My mom was a two-time Olympic champion and when I start to play hockey I dream that if I have chance to play for my country I will do it every time they ask me. Ever since I was teenager I have played for Junior Russia National team whenever they ask me to. Ever since I was good enough to play on Men’s National Team, whenever they ask me I play. When they ask me to be part of Olympics Closing Ceremony in Vancouver before Sochi get the Olympic Games I said ok let’s do it. When they ask me to be Ambassador for Sochi Olympic Games I did it. When they ask me to go to Greece and be first Russian to carry Olympic flame on way to Sochi I do it. When they ask me to play in World Cup I do it. I am proud that we win on Junior team and for the National team in World Championships but we do not win the most important thing yet. Olympic Gold Medal.

I see the news this week and I am very disappointed that IOC, IIHF and NHL put me and all NHL players in this position when some of the best players in world do not have chance to play in the Olympic Games. This is not just about me but all the NHL players who want to play and have a chance to win Gold for their country. Our countries are now not allowed to ask us to play in the Olympics. Me, my teammates and all players who want to go all lose. So do all the fans of hockey with this decision that we are not allowed to be invited. NHL players in the Olympics is good for hockey and good for Olympics. It sucks that will we not be there to play!!

I said every time I was asked since last Olympics that nobody is going to tell me I can’t play because my country was going to be allowed to ask me. Now the IIHF and NHL say my country is not allowed to ask anybody in the NHL to play and there is nothing to talk about anymore. I talk to Ted about this last year and he support me and have my back and understand what I want to do if I was allowed to be asked to go. Me and my family thank him for his support.
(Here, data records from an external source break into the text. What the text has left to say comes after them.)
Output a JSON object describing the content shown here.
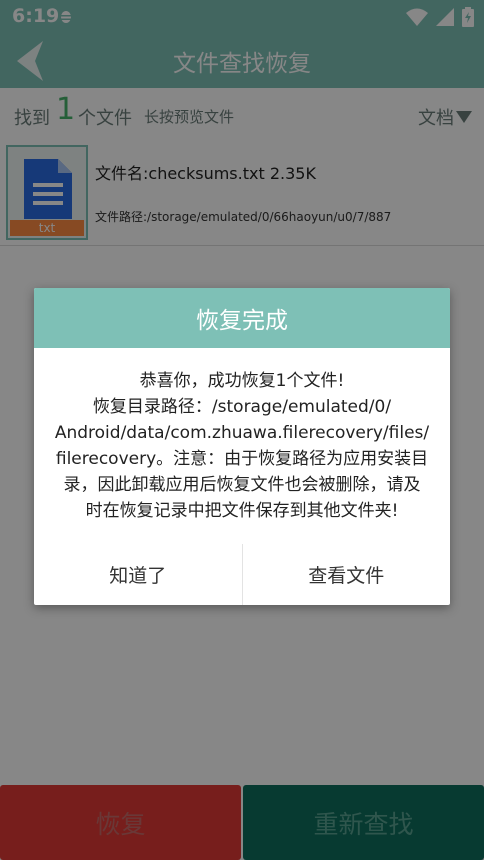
{
  "status_bar": {
    "time": "6:19"
  },
  "app_bar": {
    "title": "文件查找恢复"
  },
  "sub_bar": {
    "found_label": "找到",
    "found_count": "1",
    "found_unit": "个文件",
    "hint": "长按预览文件",
    "filter_label": "文档"
  },
  "file": {
    "ext": "txt",
    "name": "文件名:checksums.txt 2.35K",
    "path": "文件路径:/storage/emulated/0/66haoyun/u0/7/887"
  },
  "dialog": {
    "title": "恢复完成",
    "message_lines": [
      "恭喜你，成功恢复1个文件!",
      "恢复目录路径：/storage/emulated/0/",
      "Android/data/com.zhuawa.filerecovery/files/",
      "filerecovery。注意：由于恢复路径为应用安装目",
      "录，因此卸载应用后恢复文件也会被删除，请及",
      "时在恢复记录中把文件保存到其他文件夹!"
    ],
    "btn_ok": "知道了",
    "btn_view": "查看文件"
  },
  "bottom": {
    "recover_label": "恢复",
    "research_label": "重新查找"
  },
  "colors": {
    "teal": "#7ec0b6",
    "recover_red": "#e03a36",
    "research_green": "#0e6e5d"
  },
  "icons": [
    "bug-icon",
    "wifi-icon",
    "signal-icon",
    "battery-icon",
    "back-arrow-icon",
    "document-icon",
    "dropdown-triangle-icon"
  ]
}
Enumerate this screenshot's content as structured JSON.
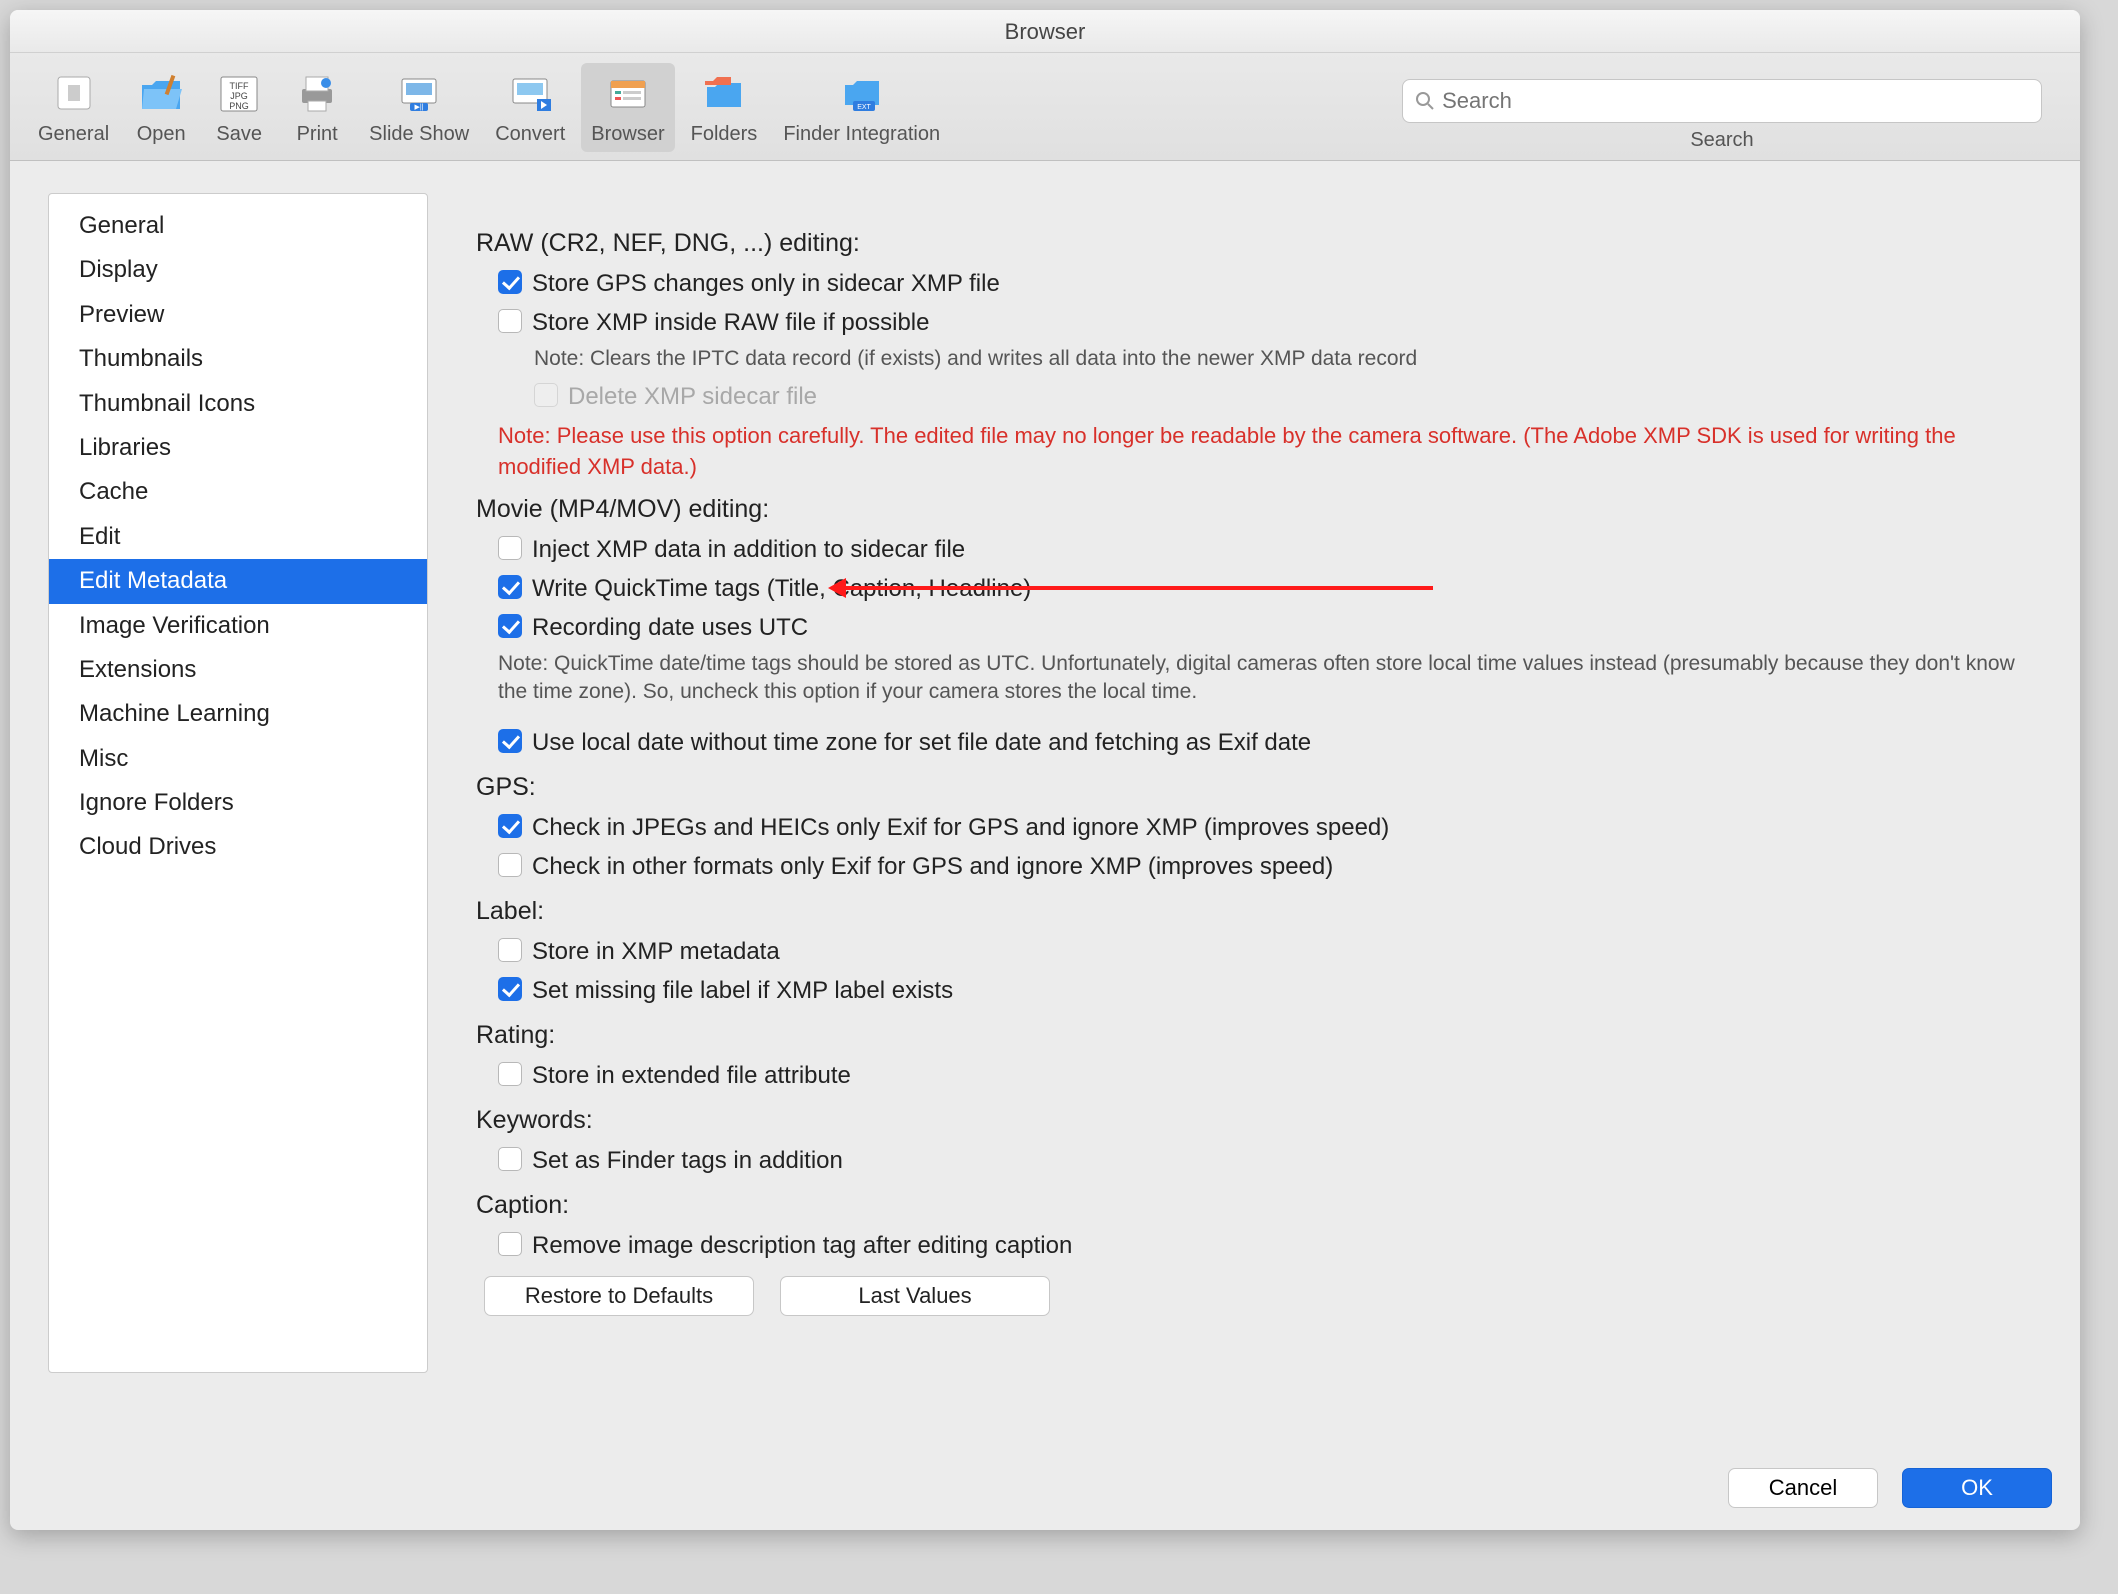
{
  "window": {
    "title": "Browser"
  },
  "toolbar": {
    "items": [
      {
        "label": "General"
      },
      {
        "label": "Open"
      },
      {
        "label": "Save"
      },
      {
        "label": "Print"
      },
      {
        "label": "Slide Show"
      },
      {
        "label": "Convert"
      },
      {
        "label": "Browser"
      },
      {
        "label": "Folders"
      },
      {
        "label": "Finder Integration"
      }
    ],
    "search_placeholder": "Search",
    "search_label": "Search"
  },
  "sidebar": {
    "items": [
      "General",
      "Display",
      "Preview",
      "Thumbnails",
      "Thumbnail Icons",
      "Libraries",
      "Cache",
      "Edit",
      "Edit Metadata",
      "Image Verification",
      "Extensions",
      "Machine Learning",
      "Misc",
      "Ignore Folders",
      "Cloud Drives"
    ],
    "selected": "Edit Metadata"
  },
  "content": {
    "raw_title": "RAW (CR2, NEF, DNG, ...) editing:",
    "raw_opts": {
      "store_gps_sidecar": "Store GPS changes only in sidecar XMP file",
      "store_xmp_inside": "Store XMP inside RAW file if possible",
      "store_xmp_note": "Note: Clears the IPTC data record (if exists) and writes all data into the newer XMP data record",
      "delete_xmp": "Delete XMP sidecar file",
      "warning": "Note: Please use this option carefully. The edited file may no longer be readable by the camera software. (The Adobe XMP SDK is used for writing the modified XMP data.)"
    },
    "movie_title": "Movie (MP4/MOV) editing:",
    "movie_opts": {
      "inject_xmp": "Inject XMP data in addition to sidecar file",
      "write_qt": "Write QuickTime tags (Title, Caption, Headline)",
      "rec_utc": "Recording date uses UTC",
      "qt_note": "Note: QuickTime date/time tags should be stored as UTC. Unfortunately, digital cameras often store local time values instead (presumably because they don't know the time zone). So, uncheck this option if your camera stores the local time."
    },
    "use_local_date": "Use local date without time zone for set file date and fetching as Exif date",
    "gps_title": "GPS:",
    "gps_opts": {
      "jpeg_heic": "Check in JPEGs and HEICs only Exif for GPS and ignore XMP (improves speed)",
      "other_formats": "Check in other formats only Exif for GPS and ignore XMP (improves speed)"
    },
    "label_title": "Label:",
    "label_opts": {
      "store_xmp": "Store in XMP metadata",
      "set_missing": "Set missing file label if XMP label exists"
    },
    "rating_title": "Rating:",
    "rating_opts": {
      "extended_attr": "Store in extended file attribute"
    },
    "keywords_title": "Keywords:",
    "keywords_opts": {
      "finder_tags": "Set as Finder tags in addition"
    },
    "caption_title": "Caption:",
    "caption_opts": {
      "remove_desc": "Remove image description tag after editing caption"
    },
    "restore_btn": "Restore to Defaults",
    "last_values_btn": "Last Values"
  },
  "footer": {
    "cancel": "Cancel",
    "ok": "OK"
  }
}
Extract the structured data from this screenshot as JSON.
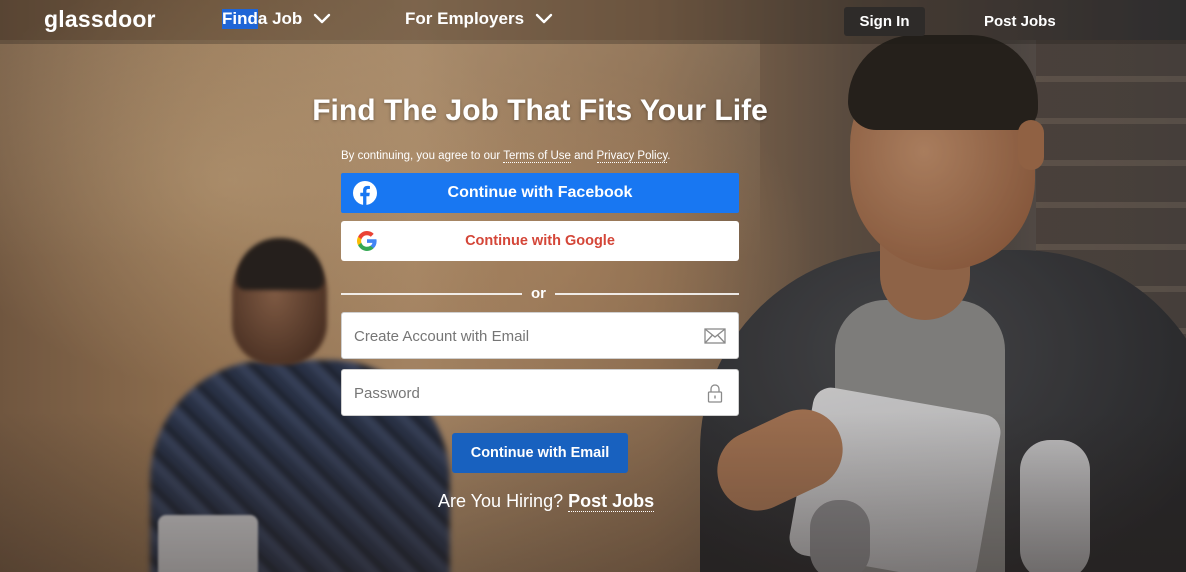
{
  "nav": {
    "logo": "glassdoor",
    "find_prefix": "Find",
    "find_suffix": " a Job",
    "employers": "For Employers",
    "sign_in": "Sign In",
    "post_jobs": "Post Jobs"
  },
  "main": {
    "headline": "Find The Job That Fits Your Life",
    "terms_prefix": "By continuing, you agree to our ",
    "terms_link": "Terms of Use",
    "terms_and": " and ",
    "privacy_link": "Privacy Policy",
    "terms_suffix": ".",
    "facebook_button": "Continue with Facebook",
    "google_button": "Continue with Google",
    "or": "or",
    "email_placeholder": "Create Account with Email",
    "password_placeholder": "Password",
    "email_button": "Continue with Email",
    "hiring_prefix": "Are You Hiring? ",
    "hiring_link": "Post Jobs"
  },
  "icons": {
    "facebook": "facebook-icon",
    "google": "google-icon",
    "email": "envelope-icon",
    "password": "lock-icon",
    "dropdown": "chevron-down-icon"
  },
  "colors": {
    "facebook_blue": "#1877f2",
    "google_red": "#d44638",
    "email_button_blue": "#1861bf",
    "sign_in_bg": "#2e2b29",
    "selection_highlight": "#1f65d6"
  }
}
There is nothing like Olympic Games. It is still my dream to win an Olympic Gold medal for my country. I hope things will change and all of us will have a chance to go again in 2022. What’s most important to remember is kids have lots of dreams. My focus as it always is this time of year is on my other dream as a kid, to try to win the Stanley Cup. I am excited training camp has started in Washington and the time for talking is done. We just have to go out and do it and I will try my hardest to help my teammates win like I do every year since I came to the NHL.”